ANDERSON — Campaigns encouraging Americans to move away from using energy derived from fossil fuels have been active for decades.

But as concerns mount over global warming and its underlying causes, climate activists have taken their message to college campuses across the country. Increasingly, they’re appealing to universities’ research budgets and investments in an effort to curb the influence fossil fuel companies have in those areas.

In Indiana, pressure has been brought to bear in the form of protests on campuses including Indiana University in Bloomington, where a grassroots group has called on the IU Foundation to make changes in its investment portfolio to support more green energy initiatives.

“Investment sheets are moral documents,” said Ross Martinie Eller during a community town hall event last fall on the IU campus. “This is our moment to say to the IU Foundation it doesn’t matter what maximizes profits if you sell out future generations.”

That meeting served as a springboard for Sunrise Bloomington, a nonprofit organization comprised of students, faculty and community members, to launch a campaign to urge IU to divest its investments in fossil fuels in favor of more sustainable, greener initiatives. The movement includes an online petition asking IU President Pamela Whitten and the university’s board of trustees to publicly disclose the school’s fossil fuel investments; fully phase out those investments; and reinvest the money in funds that, according to the petition, “promote sustainability and respect for the environment.”

The IU Foundation manages an endowment worth more than $3 billion. As a nonprofit, however, it is not subject to the state’s public records laws. Foundation officials stress that nearly all the money they oversee is privately gifted and has specific conditions for its use.

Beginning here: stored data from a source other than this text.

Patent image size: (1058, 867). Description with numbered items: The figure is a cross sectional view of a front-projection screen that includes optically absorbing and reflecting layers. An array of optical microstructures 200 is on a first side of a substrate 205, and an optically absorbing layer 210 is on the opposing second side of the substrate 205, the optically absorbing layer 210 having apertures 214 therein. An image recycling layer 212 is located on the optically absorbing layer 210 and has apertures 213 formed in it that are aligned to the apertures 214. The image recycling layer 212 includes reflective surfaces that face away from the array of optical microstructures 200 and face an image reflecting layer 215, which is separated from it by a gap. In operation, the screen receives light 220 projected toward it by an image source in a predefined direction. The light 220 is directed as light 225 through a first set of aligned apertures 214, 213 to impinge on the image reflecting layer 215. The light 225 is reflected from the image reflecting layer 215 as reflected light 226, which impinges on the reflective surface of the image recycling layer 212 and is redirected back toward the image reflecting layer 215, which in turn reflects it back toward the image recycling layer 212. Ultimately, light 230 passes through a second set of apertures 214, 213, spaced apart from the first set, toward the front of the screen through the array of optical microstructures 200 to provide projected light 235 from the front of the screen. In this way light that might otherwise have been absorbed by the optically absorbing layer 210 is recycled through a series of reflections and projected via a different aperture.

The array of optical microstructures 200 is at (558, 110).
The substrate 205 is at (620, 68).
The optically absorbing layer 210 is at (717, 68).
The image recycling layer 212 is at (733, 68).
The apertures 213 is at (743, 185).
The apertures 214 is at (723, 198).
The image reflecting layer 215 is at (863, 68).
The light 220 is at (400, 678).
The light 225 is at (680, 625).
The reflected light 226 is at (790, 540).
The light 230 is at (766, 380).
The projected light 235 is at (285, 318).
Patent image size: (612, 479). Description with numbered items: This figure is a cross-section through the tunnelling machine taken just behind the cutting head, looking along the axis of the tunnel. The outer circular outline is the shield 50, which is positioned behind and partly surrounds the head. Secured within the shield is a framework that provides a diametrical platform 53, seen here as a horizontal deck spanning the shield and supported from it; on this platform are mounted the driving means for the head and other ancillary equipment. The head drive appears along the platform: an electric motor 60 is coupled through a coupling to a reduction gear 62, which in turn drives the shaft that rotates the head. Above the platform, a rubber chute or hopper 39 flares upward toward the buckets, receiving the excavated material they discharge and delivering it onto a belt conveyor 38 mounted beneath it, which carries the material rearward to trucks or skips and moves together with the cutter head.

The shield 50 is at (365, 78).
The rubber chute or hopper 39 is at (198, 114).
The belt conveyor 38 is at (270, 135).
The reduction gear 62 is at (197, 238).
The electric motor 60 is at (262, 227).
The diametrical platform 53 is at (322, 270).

“Upwards of 99% of the funds under our control are given and governed by legally binding gift agreements which explicitly state what that money can be used for,” said Matt Kavgian, director of strategic communications and projects for the IU Foundation. “There’s no autonomy in the foundation to direct money here or there for our own ideas.”

Kavgian provided The Herald Bulletin a document noting that, for more than a decade, the IU Foundation had a policy target percentage to be invested in traditional energy assets such as oil, gas and energy infrastructure. However, the document states that target was reduced in 2016 and eliminated in 2020. The university, it notes, has not made any new commitments to traditional energy since 2017.

“We don’t really get involved with structuring our endowment to try to address political or social concerns,” he said. “With over three quarters of a million living alumni, with, as you can imagine, a fairly wide bunch of views on any number of topics, it would be impossible to structure an investment portfolio to please everybody.”

He acknowledged, however, that the university’s philosophy regarding its investments and endowments is likely to continue to evolve as green technology moves closer to the mainstream.

“We’re not in a vacuum in understanding that there is an energy transition taking place, and that the long-term trend is moving towards more renewable energy,” Kavgian said. “Renewables are the future, and we are investing accordingly as part of that transition.”

Officials at Indiana State University, which raised more than $29 million last year – including $4.3 million in gifts to its endowment – said they’ve not heard directly from groups with opinions on the school’s financial connections to traditional energy sources.

“Our investment portfolio is highly diversified and we don’t have significant concentrations of assets allocated to fossil fuel companies,” said Dan Riley, a member of the ISU Foundation’s board of directors who co-chairs its investment committee.

“Climate change is certainly an important topic,” he added. “To date, we have not created an investment mandate focused on climate change and/or specific investment vehicles focused on environmental, social and governance factors.”

At Purdue University, a faculty-led effort to craft a plan that would divest the school from its fossil fuel investments failed to pass the University Senate in the spring. Proponents have vowed to try again, but acknowledged that the university’s long-standing research partnerships with oil and gas companies may make such legislation a hard sell.

About 3.5% of Purdue’s $3.58 billion endowment is invested in the energy sector, according to the National Association of College and University Business Officers. Representatives at the Purdue Research Foundation, the organization charged with overseeing the endowment, did not return multiple calls and emails seeking comment.